LE TCH’AN (ZEN). RACINES ET FLORAISONS. Paris: Les Deux Océans, 1985

[Após o estudo da Sapiência, eis um extrato do capítulo 5 proposto antes daqueles do capítulo 4, que virão em seguida, pois ele define o estado de recolhimento que a escola chama tch’an ting, dhyana-samadhi, e cuja relação com a Sapiência constitui o tema do capítulo 4.]

Amigos esclarecidos, que significa “estar sentado em dhyana”? Segundo essa Porta do Dharma, estar livre de todos os obstáculos, permanecer estranho a todo estado bom ou mau e sem que os pensamentos se elevem: isso é o que se chama “estar sentado”; a visão de nossa natureza própria sem turbulência: isso é o que se chama dhyana.
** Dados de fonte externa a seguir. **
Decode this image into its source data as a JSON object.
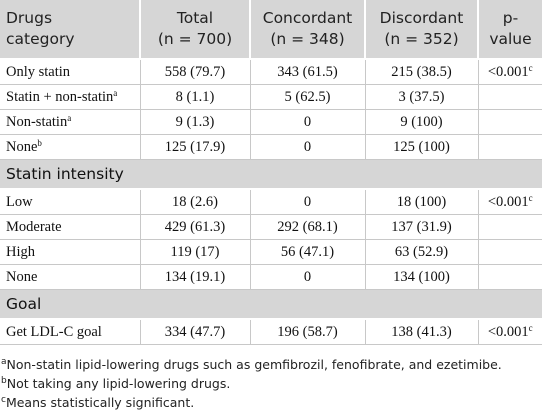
{
  "table": {
    "header": [
      {
        "name": "Drugs",
        "sub": "category"
      },
      {
        "name": "Total",
        "sub": "(n = 700)"
      },
      {
        "name": "Concordant",
        "sub": "(n = 348)"
      },
      {
        "name": "Discordant",
        "sub": "(n = 352)"
      },
      {
        "name": "p-",
        "sub": "value"
      }
    ],
    "groups": [
      {
        "rows": [
          {
            "label": "Only statin",
            "cells": [
              "558 (79.7)",
              "343 (61.5)",
              "215 (38.5)"
            ],
            "p": "<0.001",
            "p_sup": "c"
          },
          {
            "label": "Statin + non-statin",
            "label_sup": "a",
            "cells": [
              "8 (1.1)",
              "5 (62.5)",
              "3 (37.5)"
            ]
          },
          {
            "label": "Non-statin",
            "label_sup": "a",
            "cells": [
              "9 (1.3)",
              "0",
              "9 (100)"
            ]
          },
          {
            "label": "None",
            "label_sup": "b",
            "cells": [
              "125 (17.9)",
              "0",
              "125 (100)"
            ]
          }
        ]
      },
      {
        "title": "Statin intensity",
        "rows": [
          {
            "label": "Low",
            "cells": [
              "18 (2.6)",
              "0",
              "18 (100)"
            ],
            "p": "<0.001",
            "p_sup": "c"
          },
          {
            "label": "Moderate",
            "cells": [
              "429 (61.3)",
              "292 (68.1)",
              "137 (31.9)"
            ]
          },
          {
            "label": "High",
            "cells": [
              "119 (17)",
              "56 (47.1)",
              "63 (52.9)"
            ]
          },
          {
            "label": "None",
            "cells": [
              "134 (19.1)",
              "0",
              "134 (100)"
            ]
          }
        ]
      },
      {
        "title": "Goal",
        "rows": [
          {
            "label": "Get LDL-C goal",
            "cells": [
              "334 (47.7)",
              "196 (58.7)",
              "138 (41.3)"
            ],
            "p": "<0.001",
            "p_sup": "c"
          }
        ]
      }
    ]
  },
  "footnotes": [
    {
      "mark": "a",
      "text": "Non-statin lipid-lowering drugs such as gemfibrozil, fenofibrate, and ezetimibe."
    },
    {
      "mark": "b",
      "text": "Not taking any lipid-lowering drugs."
    },
    {
      "mark": "c",
      "text": "Means statistically significant."
    }
  ]
}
Amigos esclarecidos, que significa tch’an ting? Estar desprendido de todos os sinais distintivos no exterior: isso é o dhyana. Não possuir perturbação no interior: isso é o samadhi. Quando, exteriormente, apega-se aos sinais distintivos, a perturbação nasce no coração; mas, se se está desprendido dos sinais distintivos no exterior, o coração cessa imediatamente de ser perturbado. Nossa natureza fundamental é por si mesma pura e imutável, mas basta que o pensamento apreenda os objetos para que surja a perturbação. Se se veem as coisas sem que o coração se perturbe, isso é o verdadeiro samadhi.

Amigos esclarecidos, desprender-se dos sinais distintivos no exterior: isso é o dhyana; não possuir perturbação no interior: isso é o samadhi. Dhyana quanto ao exterior e samadhi quanto ao interior: isso é o dhyana-samadhi. O Sutra da disciplina do bodhisattva diz: “Da raiz à folhagem, nossa verdadeira natureza é clara e pura”.

Amigos esclarecidos, de instante em instante realizai a pureza imaculada de vossa natureza própria. Praticando e exercitando-se, cumpre-se a Via do Buda.